Joshua E. Smith jesmith at kaon.com
Tue May 4 17:39:56 BST 1999


Are my questions getting hard enough yet?  I wouldn't want you all to be
bored! ;)

Suppose you were using XML to define an object oriented programming
language.  The language has an object model behind it which is chock full
o' classes.  For example, there's a class "color" with attributes of "red"
"blue" and "green".  So in my XML-ish programming language, I can state:

<color name="my_color" red="128" blue="255" />

to make an instance.  Presumably, this would be backed up by a DTD like:

<!ELEMENT color EMPTY >
<!ATTLIST color
          name ID #IMPLIED
          red NMTOKEN "0"
          green NMTOKEN "0"
          blue NMTOKEN "0" >

Now suppose that I am going to allow the users of my language to create
their own classes.  A user-defined class would specify the member objects
which are to be instanced when the class is instanced.  For example,

<class name="color-parts" parameters="r g b" >
  <color name="whole-color" red="r" blue="b" green="g" />
  <color name="red-part" red="r" />
  <color name="blue-part" blue="b" />
  <color name="green-part" green="g" />
</class>

Now wouldn't it be cool, if my user could then instance his own class like
this:

<color-parts name="my-color" r="128" g="0" b="255" />

and my application will make all those constituent members:
my-color.whole-color
my-color.red-part
my-color.blue-part
my-color.green-part

I think so, but to pull that off, my user would have to extend the DTD do
declare his class.  Otherwise, while being well-formed, this program is not
valid.  To make it valid, the programmer would have to extend the DTD with
a lot of gobledegook I bet the programmer won't really get (I'm assuming
that the XML community will be split between those who write DTDs and those
who use them).

The alternative, which doesn't require DTD extension, would be to instance
user-defined classes using the slightly uglier mechanism:

<instance class="color-parts" name="my-color" parameters="128 0 255" />

Now instances of user-defined classes look different from built-in classes,
which is almost never the case in OO languages.

Another problem which pops up is making references to the generated
objects.  If I want to refer to my-color.red-part in some other object's
attributes, I cannot use an IDREF and still be valid (since, as far as the
XML parser is concerned, there is no such object -- my-color and red-part
are two different things).

Instead, I'd have to use a NMTOKEN, which sucks because in most cases the
attribute really is an IDREF, and I bet some cool editors are going to be
able to show those inter-object relationships graphically to the user.
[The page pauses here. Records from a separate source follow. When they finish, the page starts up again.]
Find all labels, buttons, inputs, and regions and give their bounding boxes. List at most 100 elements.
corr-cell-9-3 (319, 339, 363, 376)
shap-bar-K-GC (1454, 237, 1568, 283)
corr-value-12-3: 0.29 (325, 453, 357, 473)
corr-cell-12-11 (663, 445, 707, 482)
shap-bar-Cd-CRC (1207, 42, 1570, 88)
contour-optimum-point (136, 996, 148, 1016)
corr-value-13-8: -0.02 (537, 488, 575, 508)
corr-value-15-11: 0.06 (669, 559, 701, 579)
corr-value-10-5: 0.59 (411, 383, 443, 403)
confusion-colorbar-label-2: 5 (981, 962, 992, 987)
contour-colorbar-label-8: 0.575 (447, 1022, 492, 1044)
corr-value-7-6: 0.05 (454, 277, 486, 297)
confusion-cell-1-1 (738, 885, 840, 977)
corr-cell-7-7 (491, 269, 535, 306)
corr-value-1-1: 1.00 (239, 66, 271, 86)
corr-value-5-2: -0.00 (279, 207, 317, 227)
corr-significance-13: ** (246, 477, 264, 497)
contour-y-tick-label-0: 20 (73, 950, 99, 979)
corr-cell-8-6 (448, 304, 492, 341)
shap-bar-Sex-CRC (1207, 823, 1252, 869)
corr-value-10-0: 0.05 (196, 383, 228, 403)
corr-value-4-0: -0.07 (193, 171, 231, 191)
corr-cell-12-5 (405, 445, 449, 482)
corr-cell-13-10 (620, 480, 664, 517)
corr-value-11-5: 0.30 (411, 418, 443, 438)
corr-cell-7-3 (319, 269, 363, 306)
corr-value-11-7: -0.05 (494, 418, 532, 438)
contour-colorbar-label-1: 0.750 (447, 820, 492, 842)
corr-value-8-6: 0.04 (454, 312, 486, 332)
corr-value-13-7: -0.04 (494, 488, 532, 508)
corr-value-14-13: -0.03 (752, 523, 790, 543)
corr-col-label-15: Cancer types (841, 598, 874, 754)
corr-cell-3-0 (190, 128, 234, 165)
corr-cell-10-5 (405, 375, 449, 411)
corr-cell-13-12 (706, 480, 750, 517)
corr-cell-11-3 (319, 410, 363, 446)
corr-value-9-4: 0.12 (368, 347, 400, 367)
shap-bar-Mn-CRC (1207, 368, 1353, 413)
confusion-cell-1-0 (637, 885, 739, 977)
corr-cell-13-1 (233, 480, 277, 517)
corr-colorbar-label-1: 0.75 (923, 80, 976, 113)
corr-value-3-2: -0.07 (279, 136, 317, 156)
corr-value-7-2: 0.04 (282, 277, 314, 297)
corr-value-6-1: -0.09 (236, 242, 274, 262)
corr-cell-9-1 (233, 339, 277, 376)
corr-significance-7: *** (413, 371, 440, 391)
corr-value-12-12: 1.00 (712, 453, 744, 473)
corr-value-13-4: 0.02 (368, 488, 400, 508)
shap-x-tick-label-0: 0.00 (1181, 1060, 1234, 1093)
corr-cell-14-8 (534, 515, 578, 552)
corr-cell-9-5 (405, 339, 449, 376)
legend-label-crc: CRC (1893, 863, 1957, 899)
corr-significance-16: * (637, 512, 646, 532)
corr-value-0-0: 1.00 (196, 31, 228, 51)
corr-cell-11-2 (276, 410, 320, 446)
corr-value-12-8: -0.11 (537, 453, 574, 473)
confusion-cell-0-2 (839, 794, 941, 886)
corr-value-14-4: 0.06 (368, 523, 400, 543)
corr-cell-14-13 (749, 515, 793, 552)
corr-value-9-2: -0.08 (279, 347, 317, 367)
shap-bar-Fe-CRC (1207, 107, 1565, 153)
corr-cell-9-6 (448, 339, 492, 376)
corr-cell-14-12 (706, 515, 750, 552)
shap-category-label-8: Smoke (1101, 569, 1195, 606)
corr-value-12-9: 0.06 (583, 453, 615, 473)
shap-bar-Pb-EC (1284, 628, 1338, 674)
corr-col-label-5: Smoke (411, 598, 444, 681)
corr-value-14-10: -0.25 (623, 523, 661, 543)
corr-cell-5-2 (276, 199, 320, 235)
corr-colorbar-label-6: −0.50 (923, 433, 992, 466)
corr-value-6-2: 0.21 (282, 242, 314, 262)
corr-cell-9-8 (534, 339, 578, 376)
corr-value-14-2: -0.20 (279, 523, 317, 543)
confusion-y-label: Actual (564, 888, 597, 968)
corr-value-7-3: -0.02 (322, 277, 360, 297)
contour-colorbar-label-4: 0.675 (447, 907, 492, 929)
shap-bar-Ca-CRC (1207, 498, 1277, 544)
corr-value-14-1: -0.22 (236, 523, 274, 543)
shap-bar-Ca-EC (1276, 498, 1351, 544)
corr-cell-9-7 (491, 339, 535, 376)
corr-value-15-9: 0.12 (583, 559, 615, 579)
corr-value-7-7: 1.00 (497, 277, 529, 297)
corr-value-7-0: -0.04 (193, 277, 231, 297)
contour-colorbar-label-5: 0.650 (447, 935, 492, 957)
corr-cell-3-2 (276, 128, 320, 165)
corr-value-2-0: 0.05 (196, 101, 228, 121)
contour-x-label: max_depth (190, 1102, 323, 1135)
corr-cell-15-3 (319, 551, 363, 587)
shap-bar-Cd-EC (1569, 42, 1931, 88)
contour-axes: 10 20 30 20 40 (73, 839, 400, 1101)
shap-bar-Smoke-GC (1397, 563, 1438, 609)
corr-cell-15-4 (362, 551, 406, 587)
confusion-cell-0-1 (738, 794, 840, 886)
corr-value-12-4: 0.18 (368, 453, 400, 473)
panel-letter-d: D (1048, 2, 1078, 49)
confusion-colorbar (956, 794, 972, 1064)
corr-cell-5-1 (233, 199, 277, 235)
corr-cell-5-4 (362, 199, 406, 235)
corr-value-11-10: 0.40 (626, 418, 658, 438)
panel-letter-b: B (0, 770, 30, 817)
So the question: is it OK to rely on invalidity?  If I just let validity
slide, I can provide a nicer interface for user-defined classes.  What do I
lose?  Will a validating editor barf if it sees a just-well-formed element?
 Or will it just gracefully mark the element as being suspect (which I
think the user of the language can handle, since it is a user-defined class).

Whatchathink?

Is there a way to get the slick syntax I want without giving up validity?